MERGE (source)-[r:ns0__isLocatedIn]->(location)
ON CREATE
SET r.ns0__deduplicationCreatedDate = datetime()
ON MATCH
SET r.ns0__deduplicationUpdatedDate = datetime()

RETURN source.uri, location.uri

Running this however creates a cartesian product between sources and locations which is large. We have around 170k sources and 200k locations. In fact, on our 32GB RAM configuration (single instance), we can not run this query, at least not within a reasonable time (several hours).
A potential idea is to fold the input to a map as such:

sources_map[location, [list_of_sources]]

This would reduce the runtime from quadratic to O(n*m), and may allow us to insert the desired data.
Unfortunately, to me, there appears to be no straightforward way to implement this (from the given CSV) in Neo4j.

I am a bit surprised as one could argue this is a really common operation, and the query planner should recognise this and optimise accordingly (in fact, running a DISTINCT on sources will return less than 300 sources :)).

If you are stating that a single location can have multiple source uri values, then you could do the following. You will have to see if performance is any better and if memory is an issue, as it has to group all the data by location first.

Also, you may want to try just removing the return statement to see how the performance is. This can add a lot of time and memory needs for a large import. Especially if you are doing it on the browser.

:auto
LOAD CSV FROM 'file:///source_locations.tsv' AS line FIELDTERMINATOR '	'
WITH line[1] as location_uri, collect(line[0]) as source_uris
CALL {
    WITH location_uri, source_uris
    MATCH (location:Resource:ns0__Location { uri: location_uri })
    UNWIND source_uris as source_uri
    MATCH (source)
    WHERE (source:ns0__SourceName OR source:ns0__SourceURL) AND source.uri = source_uri
    MERGE (source)-[r:ns0__isLocatedIn]->(location)
    ON CREATE
    SET r.ns0__deduplicationCreatedDate = datetime()
    ON MATCH
    SET r.ns0__deduplicationUpdatedDate = datetime()
} in transactions of 1000 rows

Hi Garry,

Indeed we did not see any performance improvements with your query, but the following recipe could help alleviate some pain (it is still very slow).

  • sort your input file by group, in our case this is done using sort -t$"\t" -k 2
  • increase the transaction size (if your memory allows)
  • split your input into several files and run them concurrently (again, if your memory allows)

Having spent the better part of a day investigating this it is absolutely bewildering to me.
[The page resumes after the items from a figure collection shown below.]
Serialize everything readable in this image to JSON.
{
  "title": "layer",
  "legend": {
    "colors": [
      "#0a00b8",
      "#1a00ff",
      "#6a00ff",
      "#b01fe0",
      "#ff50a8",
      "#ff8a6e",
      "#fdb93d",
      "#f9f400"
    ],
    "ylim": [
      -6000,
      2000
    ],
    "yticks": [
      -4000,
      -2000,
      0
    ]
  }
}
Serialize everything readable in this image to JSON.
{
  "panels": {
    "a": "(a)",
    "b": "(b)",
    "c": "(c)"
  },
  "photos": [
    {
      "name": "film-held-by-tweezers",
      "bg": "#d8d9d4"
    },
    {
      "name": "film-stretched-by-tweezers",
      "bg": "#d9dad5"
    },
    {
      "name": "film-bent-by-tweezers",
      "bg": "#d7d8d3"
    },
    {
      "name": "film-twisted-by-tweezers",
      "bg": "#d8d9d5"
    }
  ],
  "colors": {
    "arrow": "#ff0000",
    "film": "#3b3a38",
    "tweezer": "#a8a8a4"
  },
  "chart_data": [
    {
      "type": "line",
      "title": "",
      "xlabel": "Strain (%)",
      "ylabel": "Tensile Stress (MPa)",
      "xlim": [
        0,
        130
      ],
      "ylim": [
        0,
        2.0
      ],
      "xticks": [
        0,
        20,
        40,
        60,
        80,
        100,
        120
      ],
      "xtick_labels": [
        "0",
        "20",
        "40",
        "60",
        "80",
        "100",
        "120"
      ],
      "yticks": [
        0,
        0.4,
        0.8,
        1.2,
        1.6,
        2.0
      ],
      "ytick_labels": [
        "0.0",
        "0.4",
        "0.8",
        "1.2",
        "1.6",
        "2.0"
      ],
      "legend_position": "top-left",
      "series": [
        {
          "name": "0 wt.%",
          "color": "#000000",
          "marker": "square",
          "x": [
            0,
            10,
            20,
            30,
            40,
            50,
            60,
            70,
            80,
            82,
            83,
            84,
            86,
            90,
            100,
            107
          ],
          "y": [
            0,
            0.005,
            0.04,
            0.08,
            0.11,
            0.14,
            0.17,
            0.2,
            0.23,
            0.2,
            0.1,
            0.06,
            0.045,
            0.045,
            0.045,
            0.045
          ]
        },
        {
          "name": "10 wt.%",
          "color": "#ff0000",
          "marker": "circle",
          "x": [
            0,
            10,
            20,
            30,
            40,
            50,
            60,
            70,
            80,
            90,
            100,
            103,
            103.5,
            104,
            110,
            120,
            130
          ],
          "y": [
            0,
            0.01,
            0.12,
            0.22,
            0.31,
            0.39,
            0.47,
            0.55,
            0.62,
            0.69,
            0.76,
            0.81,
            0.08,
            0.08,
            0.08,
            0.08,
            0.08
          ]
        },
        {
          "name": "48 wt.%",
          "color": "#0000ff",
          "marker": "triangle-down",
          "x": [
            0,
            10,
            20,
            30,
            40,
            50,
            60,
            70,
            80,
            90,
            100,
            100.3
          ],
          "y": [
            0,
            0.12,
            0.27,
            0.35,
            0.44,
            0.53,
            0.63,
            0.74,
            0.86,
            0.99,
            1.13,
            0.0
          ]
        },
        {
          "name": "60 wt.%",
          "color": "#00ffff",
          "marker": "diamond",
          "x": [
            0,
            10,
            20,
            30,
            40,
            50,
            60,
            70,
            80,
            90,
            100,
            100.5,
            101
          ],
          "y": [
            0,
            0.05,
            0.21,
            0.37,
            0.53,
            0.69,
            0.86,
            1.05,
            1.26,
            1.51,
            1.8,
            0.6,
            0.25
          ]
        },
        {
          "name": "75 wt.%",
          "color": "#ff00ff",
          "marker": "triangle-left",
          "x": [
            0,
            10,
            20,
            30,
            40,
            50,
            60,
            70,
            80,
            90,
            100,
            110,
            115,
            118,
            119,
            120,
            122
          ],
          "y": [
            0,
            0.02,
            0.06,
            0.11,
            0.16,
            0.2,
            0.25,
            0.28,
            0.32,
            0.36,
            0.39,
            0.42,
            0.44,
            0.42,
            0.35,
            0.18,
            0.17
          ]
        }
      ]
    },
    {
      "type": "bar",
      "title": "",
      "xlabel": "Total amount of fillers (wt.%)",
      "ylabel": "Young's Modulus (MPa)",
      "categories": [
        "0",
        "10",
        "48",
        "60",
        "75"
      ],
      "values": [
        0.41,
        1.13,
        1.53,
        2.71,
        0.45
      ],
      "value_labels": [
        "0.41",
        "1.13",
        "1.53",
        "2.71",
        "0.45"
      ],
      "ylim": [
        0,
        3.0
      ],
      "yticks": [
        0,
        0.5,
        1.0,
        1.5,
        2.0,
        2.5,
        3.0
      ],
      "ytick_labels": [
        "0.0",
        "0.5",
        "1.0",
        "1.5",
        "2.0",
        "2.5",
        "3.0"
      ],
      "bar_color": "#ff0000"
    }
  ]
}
We can insert hundreds of thousands of nodes into our graph, with edges, in seconds. We cannot insert edges between a list of existing nodes. It appears this is indeed an edge case of Neo4j and not how it is designed to be used.
We will plan accordingly in the future.

Next question, do you have indexed on your uri properties for the relevant labels?

Hi Gary, thanks for following up!

Indeed we do have a constraint on the uri field:

| "n10s_unique_uri" | "CONSTRAINT ON ( resource:Resource ) ASSERT (resource.uri) IS UNIQUE" | "Constraint( id=4, name='n10s_unique_uri', type='UNIQUENESS', schema=(:Resource {uri}), ownedIndex=3 )" |

I should have noted this in the original question. ns0__SourceName and ns0__SourceURL and ns0__Location nodes also all share the :Resource label.

Good to know. The query does not have Source as a Resource node. Maybe the following will help use your index.

:auto
LOAD CSV FROM 'file:///source_locations.tsv' AS line FIELDTERMINATOR '	'
WITH line[1] as location_uri, collect(line[0]) as source_uris
CALL {
    WITH location_uri, source_uris
    MATCH (location:Resource:ns0__Location {uri:location_uri})
    UNWIND source_uris as source_uri
    MATCH (source:Resource{uri:source_uri})
    WHERE (source:ns0__SourceName OR source:ns0__SourceURL)
    MERGE (source)-[r:ns0__isLocatedIn]->(location)
    ON CREATE
    SET r.ns0__deduplicationCreatedDate = datetime()
    ON MATCH
    SET r.ns0__deduplicationUpdatedDate = datetime()
} in transactions of 1000 rows

Have you looked at the query plan to see if it is picking up the index?